-Una chiamata e via- per decidere concretamente le sorti del Pd: dopo il distacco dimissionario di Zingaretti toccherà al successore Enrico Letta guidare il carro fuori la sterpaglia; costui anche da accademico (di rango) non ha mai smesso di curvare la schiena per la “politica”. Non ha mai rinunciato neanche ai rapporti fidelizzati oltre lo stivale in Europa. D’altronde la politica è un “vizio che non perde mai pelo” canterebbe la musica onesta. Ora che è passata l’assemblea sarà necessario capire il clima degli associati. In che modo sarà possibile stampare piede in terra. C’è il sigillo refrattario, si tratta di facciata oppure cambierà qualcosa?

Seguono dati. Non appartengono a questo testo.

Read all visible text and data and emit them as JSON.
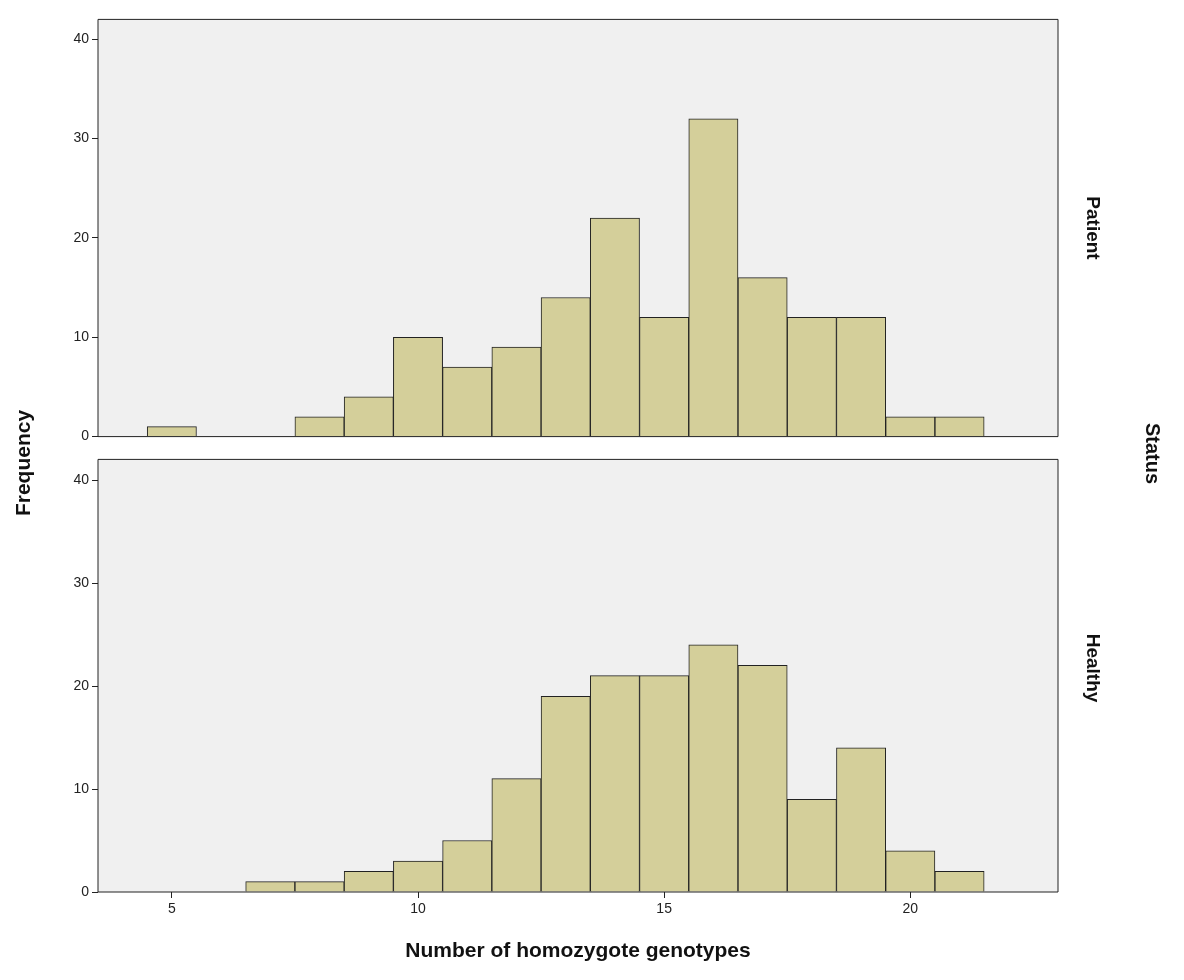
{
  "chart_data": [
    {
      "type": "histogram",
      "y2label": "Patient",
      "ylabel": "Frequency",
      "annotations": [
        "Status"
      ],
      "bins": [
        4.5,
        5.5,
        6.5,
        7.5,
        8.5,
        9.5,
        10.5,
        11.5,
        12.5,
        13.5,
        14.5,
        15.5,
        16.5,
        17.5,
        18.5,
        19.5,
        20.5,
        21.5
      ],
      "values": [
        1,
        0,
        0,
        2,
        4,
        10,
        7,
        9,
        14,
        22,
        12,
        32,
        16,
        12,
        12,
        2,
        2
      ],
      "color": "#d4cf9a",
      "xlim": [
        3.5,
        23
      ],
      "xticks": [
        5,
        10,
        15,
        20
      ],
      "ylim": [
        0,
        42
      ],
      "yticks": [
        0,
        10,
        20,
        30,
        40
      ],
      "grid": false,
      "tick_labels": "y"
    },
    {
      "type": "histogram",
      "y2label": "Healthy",
      "xlabel": "Number of homozygote genotypes",
      "bins": [
        6.5,
        7.5,
        8.5,
        9.5,
        10.5,
        11.5,
        12.5,
        13.5,
        14.5,
        15.5,
        16.5,
        17.5,
        18.5,
        19.5,
        20.5,
        21.5
      ],
      "values": [
        1,
        1,
        2,
        3,
        5,
        11,
        19,
        21,
        21,
        24,
        22,
        9,
        14,
        4,
        2
      ],
      "color": "#d4cf9a",
      "xlim": [
        3.5,
        23
      ],
      "xticks": [
        5,
        10,
        15,
        20
      ],
      "ylim": [
        0,
        42
      ],
      "yticks": [
        0,
        10,
        20,
        30,
        40
      ],
      "grid": false
    }
  ]
}
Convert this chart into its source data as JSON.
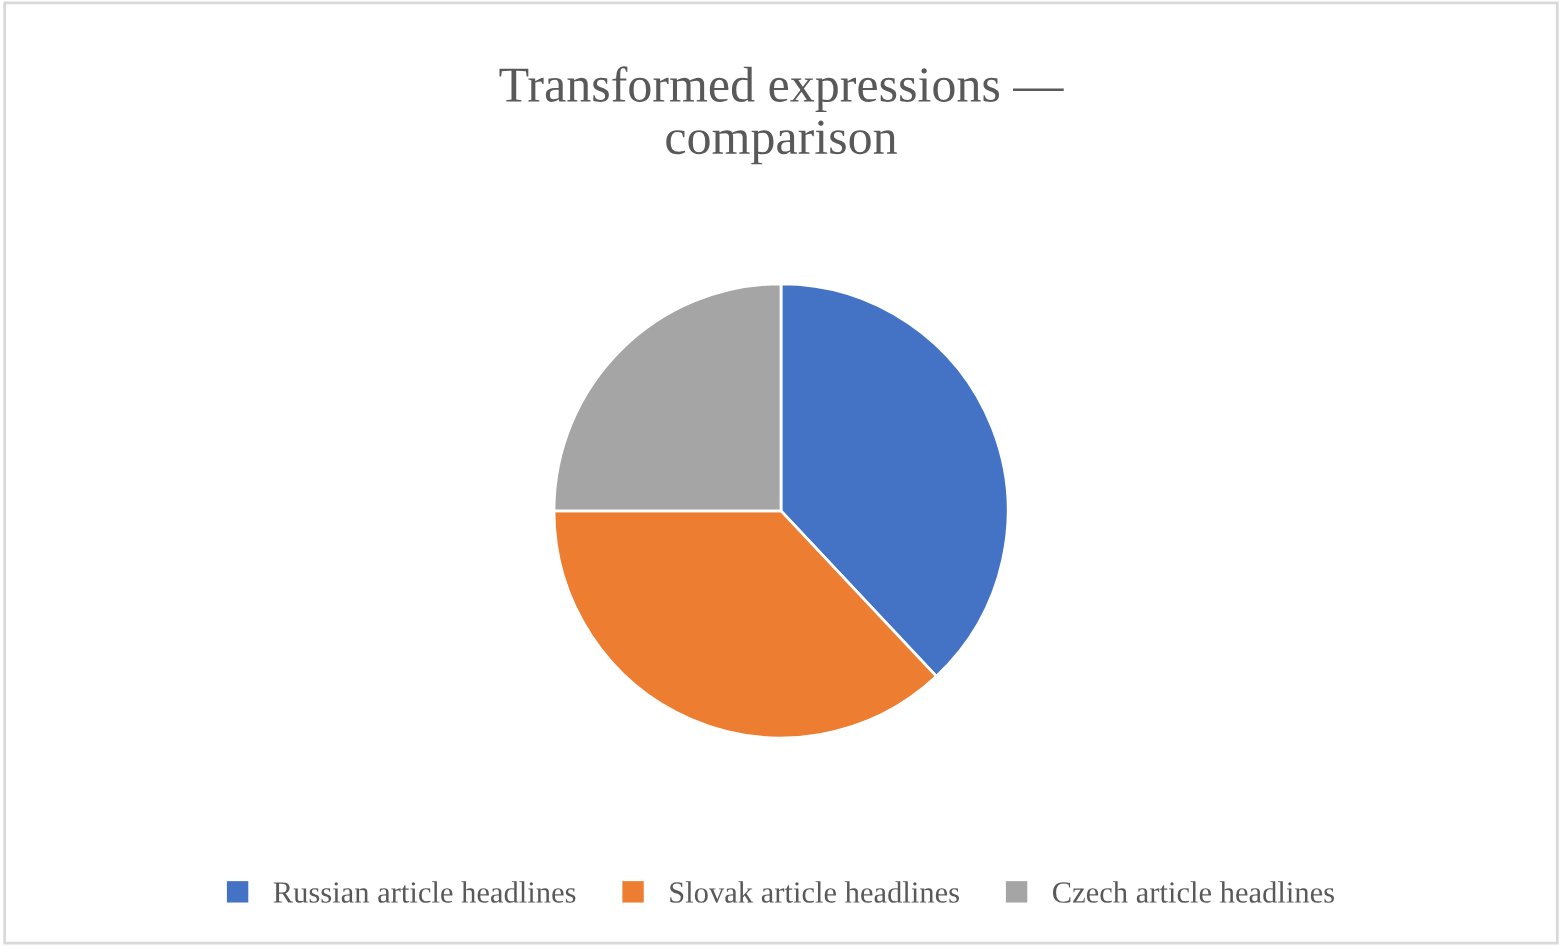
{
  "chart_data": {
    "type": "pie",
    "title": "Transformed expressions —\ncomparison",
    "categories": [
      "Russian article headlines",
      "Slovak article headlines",
      "Czech article headlines"
    ],
    "values": [
      38,
      37,
      25
    ],
    "colors": [
      "#4472c4",
      "#ed7d31",
      "#a5a5a5"
    ],
    "legend": "bottom"
  }
}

La soluzione non è sortire i vecchi programmi poiché il -problema indice- deposita nel riscrivere qualcosa di significativamente unitario, facendo attenzione a smuovere e riconoscere le piazze lì dove sono puntuali i grillini. Si procederà per la confortante azione politica coinvolgendo la “direzione strutturale” del partito, seguendo nella sostanziale formula (più fatti e meno vertici), ad affiancarli potranno intervenire le ‘sardine’ assolvendo proprio quella carica comiziale inchiodata da slogan e -personalismi tormentati-.
Il vero scompiglio sono le amministrative e non sarà facile risalire la cresta dei sondaggi; negli anni il Pd ha emancipato la borghesia e soppresso le ultime categorie, così ha resistito, assecondando in quel ‘campo sporco le ammucchiate disarmando -i diritti-. Tante sono le domande dei tesserati per comprenderne la salute. Il neo segretario avrà coraggio nel cercare sotto al tappeto?
Per ora consideriamo il nuovo campo come “progressismo” che non dovrà essere plasmato dal gioco perverso delle correnti (si spera); ma l’analisi da cogliere è che Enrico Letta abbia facoltà di invadere la fatica anche quando a sorprendere saranno gli incalliti “confronti”. Si è scelto, e tra un’abitudine e l’altra ci piace misurare la -grandezza- del convento.